CHAPTER LXXVIII.
A MIDNIGHT VISITOR.
The evening was over at last, and to Doris it had been the happiest day, perhaps, of her life. Lord Linleigh had sent to his cellars for some of his choicest wines—wines that only saw daylight when the daughters of the house were married or its heirs christened—wine that was like the nectar of the gods, golden in hue, fragrant of perfume, and exhilarating as the water of life old traditions sing of. He had ordered the dessert to be placed outside in the rose-garden.
"We will imitate the ancients," he said; "we will drink our wine to the odor of sweet flowers."
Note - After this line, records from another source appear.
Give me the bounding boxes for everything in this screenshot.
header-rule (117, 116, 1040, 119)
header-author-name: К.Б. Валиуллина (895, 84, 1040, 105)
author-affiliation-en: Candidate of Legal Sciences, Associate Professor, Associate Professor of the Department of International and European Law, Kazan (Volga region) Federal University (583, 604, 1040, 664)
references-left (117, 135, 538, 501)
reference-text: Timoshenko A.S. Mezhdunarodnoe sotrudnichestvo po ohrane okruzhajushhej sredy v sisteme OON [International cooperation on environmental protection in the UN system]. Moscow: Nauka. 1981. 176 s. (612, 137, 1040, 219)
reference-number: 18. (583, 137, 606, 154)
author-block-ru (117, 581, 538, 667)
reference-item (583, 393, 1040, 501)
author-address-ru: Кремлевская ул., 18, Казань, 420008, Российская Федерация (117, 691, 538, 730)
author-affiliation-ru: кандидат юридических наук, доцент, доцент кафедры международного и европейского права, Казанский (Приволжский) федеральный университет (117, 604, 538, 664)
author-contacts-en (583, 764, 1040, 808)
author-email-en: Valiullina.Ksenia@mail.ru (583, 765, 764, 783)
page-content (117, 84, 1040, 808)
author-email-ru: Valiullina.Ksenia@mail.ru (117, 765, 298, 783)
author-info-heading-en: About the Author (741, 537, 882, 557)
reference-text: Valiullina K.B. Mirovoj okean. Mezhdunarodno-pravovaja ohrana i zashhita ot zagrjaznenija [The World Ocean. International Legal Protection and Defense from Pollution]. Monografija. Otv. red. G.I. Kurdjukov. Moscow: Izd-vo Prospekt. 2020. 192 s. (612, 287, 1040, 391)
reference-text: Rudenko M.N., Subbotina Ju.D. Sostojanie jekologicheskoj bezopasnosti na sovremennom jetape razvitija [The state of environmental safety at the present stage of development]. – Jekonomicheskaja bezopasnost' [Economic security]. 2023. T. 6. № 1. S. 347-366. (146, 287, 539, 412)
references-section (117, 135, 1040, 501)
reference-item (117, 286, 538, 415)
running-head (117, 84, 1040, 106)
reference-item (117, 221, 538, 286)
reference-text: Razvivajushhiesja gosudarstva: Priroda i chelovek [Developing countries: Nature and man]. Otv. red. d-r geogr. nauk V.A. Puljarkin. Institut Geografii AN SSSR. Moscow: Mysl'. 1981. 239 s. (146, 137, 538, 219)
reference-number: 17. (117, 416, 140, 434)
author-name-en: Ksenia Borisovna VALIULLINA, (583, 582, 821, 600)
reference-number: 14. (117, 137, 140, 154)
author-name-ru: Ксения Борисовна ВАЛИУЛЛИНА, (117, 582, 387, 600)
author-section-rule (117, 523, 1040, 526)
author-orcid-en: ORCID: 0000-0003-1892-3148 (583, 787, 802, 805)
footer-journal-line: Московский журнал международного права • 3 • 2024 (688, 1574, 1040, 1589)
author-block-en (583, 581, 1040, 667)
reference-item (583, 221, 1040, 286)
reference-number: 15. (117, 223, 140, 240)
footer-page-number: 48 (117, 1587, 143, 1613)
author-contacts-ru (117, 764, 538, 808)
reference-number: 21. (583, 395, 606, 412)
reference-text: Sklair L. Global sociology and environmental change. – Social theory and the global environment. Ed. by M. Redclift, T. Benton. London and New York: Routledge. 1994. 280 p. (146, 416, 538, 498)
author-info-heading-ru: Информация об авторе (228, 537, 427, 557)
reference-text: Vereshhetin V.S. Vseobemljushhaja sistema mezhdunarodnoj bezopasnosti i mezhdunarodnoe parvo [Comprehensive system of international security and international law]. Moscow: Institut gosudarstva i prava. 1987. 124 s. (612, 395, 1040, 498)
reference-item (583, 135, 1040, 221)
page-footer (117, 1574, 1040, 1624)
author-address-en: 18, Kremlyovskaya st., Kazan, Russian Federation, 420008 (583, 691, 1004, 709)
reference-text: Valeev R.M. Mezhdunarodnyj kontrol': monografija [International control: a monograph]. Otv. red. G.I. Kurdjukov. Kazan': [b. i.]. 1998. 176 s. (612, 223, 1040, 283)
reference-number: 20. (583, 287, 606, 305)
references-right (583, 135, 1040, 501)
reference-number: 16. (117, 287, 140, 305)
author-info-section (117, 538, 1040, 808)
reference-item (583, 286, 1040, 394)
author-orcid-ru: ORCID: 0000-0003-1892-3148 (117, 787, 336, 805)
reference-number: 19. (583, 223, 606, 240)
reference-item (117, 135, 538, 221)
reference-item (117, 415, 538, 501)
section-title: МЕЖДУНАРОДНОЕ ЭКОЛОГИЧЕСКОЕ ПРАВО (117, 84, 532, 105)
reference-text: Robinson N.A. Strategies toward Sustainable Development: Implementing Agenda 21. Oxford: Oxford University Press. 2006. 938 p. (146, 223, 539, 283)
So they sat and watched the golden sun set in the west. It seemed to them it had never set in such glorious majesty before. The sky was crimson, and gold, and purple, then pale violet, and pearly gleams shone out; a soft veil seemed to shroud the western skies, and then the sun had set.
Lady Doris had sat for some time watching the sun set in silence. Suddenly she said:
"I shall never forget my last sunset."
"Your last sunset?" repeated Earle. "Do you mean that you will never see it set again?"
"No; I mean my last sunset at Linleigh. Earle, if all those strange stories of heaven are true, it must be a beautiful place; and this fair sky, with its gleaming colors, is only the wrong side after all."
The faint light died in the west, the flowers closed their tired eyes, the lovely twilight reigned soft and fragrant, the air grew almost faint with perfume from lily, from rose, from carnation; then some bird, evidently of erratic habits, began a beautiful vesper hymn, and they sat as though spell-bound.
"A night never to be forgotten," said the earl. "Doris, that little bird is singing your wedding-song."